Mr Jeronimo was more positive about the impact this would have.
"The targeted corporate and professional users will appreciate being able to control presentations remotely," he explained.
"Many will now be able to do without a laptop."
Although the device looks similar to its predecessor, the Note 9 is slightly wider and thicker.
This allows it to have a slightly bigger 6.4in (16.3cm) display and a 4,000mAh battery - representing 21% more capacity than the Note 8.
A more expensive variant is also offered this time round, with 8 gigabytes rather than 6GB of RAM (random-access memory) and 512GB instead of 128GB of internal storage.
The firm added that its proprietary CPU (central processing unit) was 33% faster than before.
This is likely to appeal to hardcore gamers and other power users if they can justify the cost.
Samsung also provided a brief first look at the forthcoming Galaxy Home smart speaker.
It said the voice-controlled device would direct audio at owners via a technology it called SoundSteer, and added that the device included eight microphones to detect voices - more than Amazon's Echo, Google's Home Max or Apple's HomePod.
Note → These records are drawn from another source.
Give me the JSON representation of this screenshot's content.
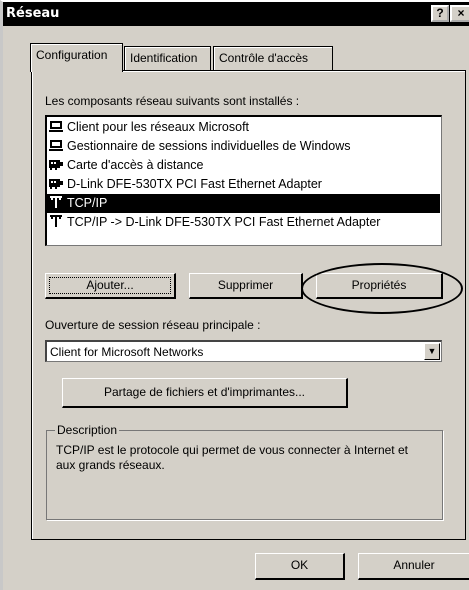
{
  "window": {
    "title": "Réseau",
    "help_button": "?",
    "close_button": "×"
  },
  "tabs": [
    {
      "label": "Configuration",
      "active": true
    },
    {
      "label": "Identification",
      "active": false
    },
    {
      "label": "Contrôle d'accès",
      "active": false
    }
  ],
  "components": {
    "label": "Les composants réseau suivants sont installés :",
    "items": [
      {
        "label": "Client pour les réseaux Microsoft",
        "icon": "client-icon",
        "selected": false
      },
      {
        "label": "Gestionnaire de sessions individuelles de Windows",
        "icon": "client-icon",
        "selected": false
      },
      {
        "label": "Carte d'accès à distance",
        "icon": "network-adapter-icon",
        "selected": false
      },
      {
        "label": "D-Link DFE-530TX PCI Fast Ethernet Adapter",
        "icon": "network-adapter-icon",
        "selected": false
      },
      {
        "label": "TCP/IP",
        "icon": "protocol-icon",
        "selected": true
      },
      {
        "label": "TCP/IP -> D-Link DFE-530TX PCI Fast Ethernet Adapter",
        "icon": "protocol-icon",
        "selected": false
      }
    ]
  },
  "buttons": {
    "add": "Ajouter...",
    "remove": "Supprimer",
    "properties": "Propriétés",
    "file_sharing": "Partage de fichiers et d'imprimantes...",
    "ok": "OK",
    "cancel": "Annuler"
  },
  "logon": {
    "label": "Ouverture de session réseau principale :",
    "value": "Client for Microsoft Networks"
  },
  "description": {
    "title": "Description",
    "text": "TCP/IP est le protocole qui permet de vous connecter à Internet et aux grands réseaux."
  }
}
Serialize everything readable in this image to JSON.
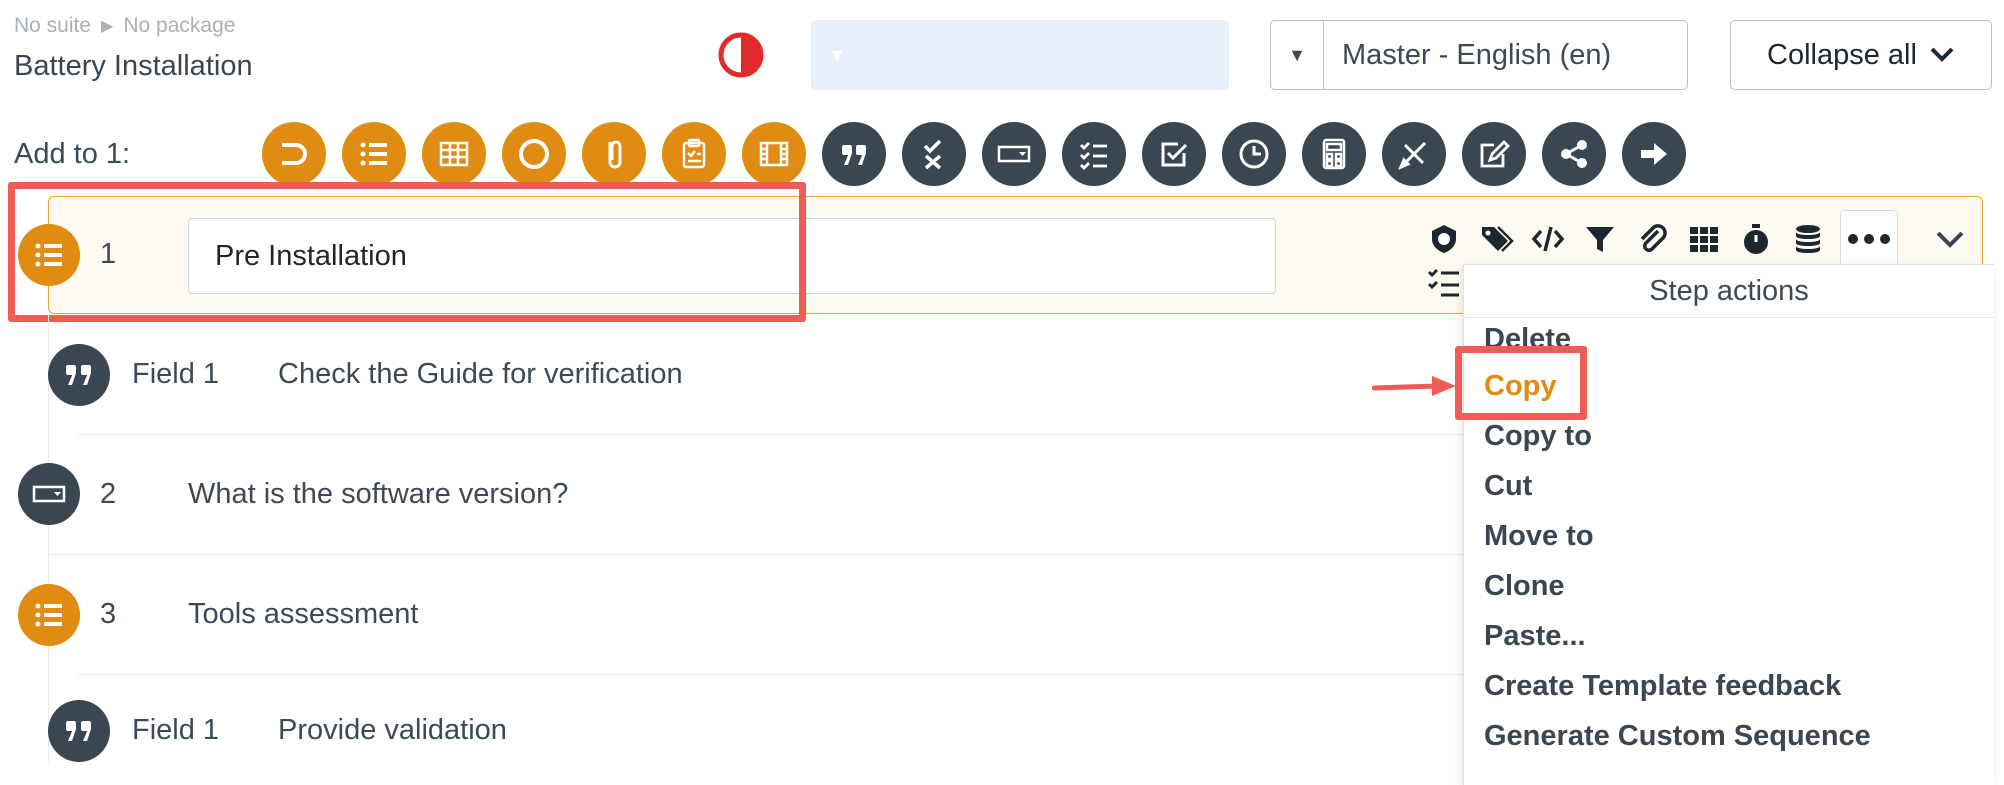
{
  "breadcrumb": {
    "suite": "No suite",
    "package": "No package"
  },
  "document": {
    "title": "Battery Installation"
  },
  "language_select": {
    "value": "Master - English (en)"
  },
  "collapse_button": {
    "label": "Collapse all"
  },
  "toolbar": {
    "add_label": "Add to 1:",
    "buttons": [
      {
        "name": "partial-circle-icon",
        "color": "#e08b12"
      },
      {
        "name": "numbered-list-icon",
        "color": "#e08b12"
      },
      {
        "name": "table-icon",
        "color": "#e08b12"
      },
      {
        "name": "circle-icon",
        "color": "#e08b12"
      },
      {
        "name": "loop-icon",
        "color": "#e08b12"
      },
      {
        "name": "clipboard-icon",
        "color": "#e08b12"
      },
      {
        "name": "film-icon",
        "color": "#e08b12"
      },
      {
        "name": "quote-icon",
        "color": "#3a4651"
      },
      {
        "name": "check-cross-icon",
        "color": "#3a4651"
      },
      {
        "name": "dropdown-field-icon",
        "color": "#3a4651"
      },
      {
        "name": "checklist-icon",
        "color": "#3a4651"
      },
      {
        "name": "checkbox-icon",
        "color": "#3a4651"
      },
      {
        "name": "clock-icon",
        "color": "#3a4651"
      },
      {
        "name": "calculator-icon",
        "color": "#3a4651"
      },
      {
        "name": "ruler-pencil-icon",
        "color": "#3a4651"
      },
      {
        "name": "signature-icon",
        "color": "#3a4651"
      },
      {
        "name": "share-icon",
        "color": "#3a4651"
      },
      {
        "name": "arrow-right-icon",
        "color": "#3a4651"
      }
    ]
  },
  "steps": [
    {
      "number": "1",
      "title": "Pre Installation",
      "type": "numbered-list-icon"
    },
    {
      "label": "Field 1",
      "text": "Check the Guide for verification",
      "type": "quote-icon"
    },
    {
      "number": "2",
      "text": "What is the software version?",
      "type": "dropdown-field-icon"
    },
    {
      "number": "3",
      "text": "Tools assessment",
      "type": "numbered-list-icon"
    },
    {
      "label": "Field 1",
      "text": "Provide validation",
      "type": "quote-icon"
    }
  ],
  "step_actions": {
    "header": "Step actions",
    "items": [
      "Delete",
      "Copy",
      "Copy to",
      "Cut",
      "Move to",
      "Clone",
      "Paste...",
      "Create Template feedback",
      "Generate Custom Sequence"
    ],
    "highlighted": "Copy"
  },
  "colors": {
    "accent_orange": "#e08b12",
    "dark_icon": "#3a4651",
    "annotation_red": "#ef5b55"
  }
}
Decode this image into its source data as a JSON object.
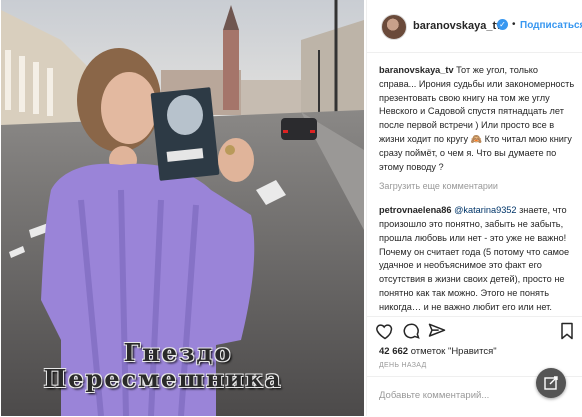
{
  "post": {
    "username": "baranovskaya_tv",
    "follow_label": "Подписаться",
    "separator": "•",
    "caption_user": "baranovskaya_tv",
    "caption_text": "Тот же угол, только справа... Ирония судьбы или закономерность презентовать свою книгу на том же углу Невского и Садовой спустя пятнадцать лет после первой встречи ) Или просто все в жизни ходит по кругу 🙈 Кто читал мою книгу сразу поймёт, о чем я. Что вы думаете по этому поводу ?",
    "load_more": "Загрузить еще комментарии",
    "comment_user": "petrovnaelena86",
    "comment_mention": "@katarina9352",
    "comment_text": "знаете, что произошло это понятно, забыть не забыть, прошла любовь или нет - это уже не важно! Почему он считает года (5 потому что самое удачное и необъяснимое это факт его отсутствия в жизни своих детей), просто не понятно как так можно. Этого не понять никогда… и не важно любит его или нет.",
    "likes_count": "42 662",
    "likes_text": "отметок \"Нравится\"",
    "date": "ДЕНЬ НАЗАД",
    "add_comment_placeholder": "Добавьте комментарий..."
  },
  "watermark": {
    "line1": "Гнездо",
    "line2": "Пересмешника"
  },
  "colors": {
    "link": "#3897f0",
    "text": "#262626",
    "muted": "#999999"
  },
  "icons": {
    "like": "heart-icon",
    "comment": "comment-icon",
    "share": "share-icon",
    "save": "bookmark-icon",
    "verified": "verified-badge-icon",
    "fab": "edit-icon"
  }
}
Samsung said that it had partnered with Spotify to provide a streamed music service but did not reveal if other options would be available.
The new Galaxy Watch ditches the previous Gear S branding.
It also confounded predictions that the firm would swap Tizen for Google's Android Wear operating system.
The device promises up to seven days of battery life - up from the four days promised by the Gear S3.
It also features stress-tracking software and the ability to connect to mobile networks independently.
But the South Korean firm lags far behind in this market.
While Apple is ranked the bestselling wearable tech manufacturer, according to IDC's latest figures, Samsung did not even make the top five.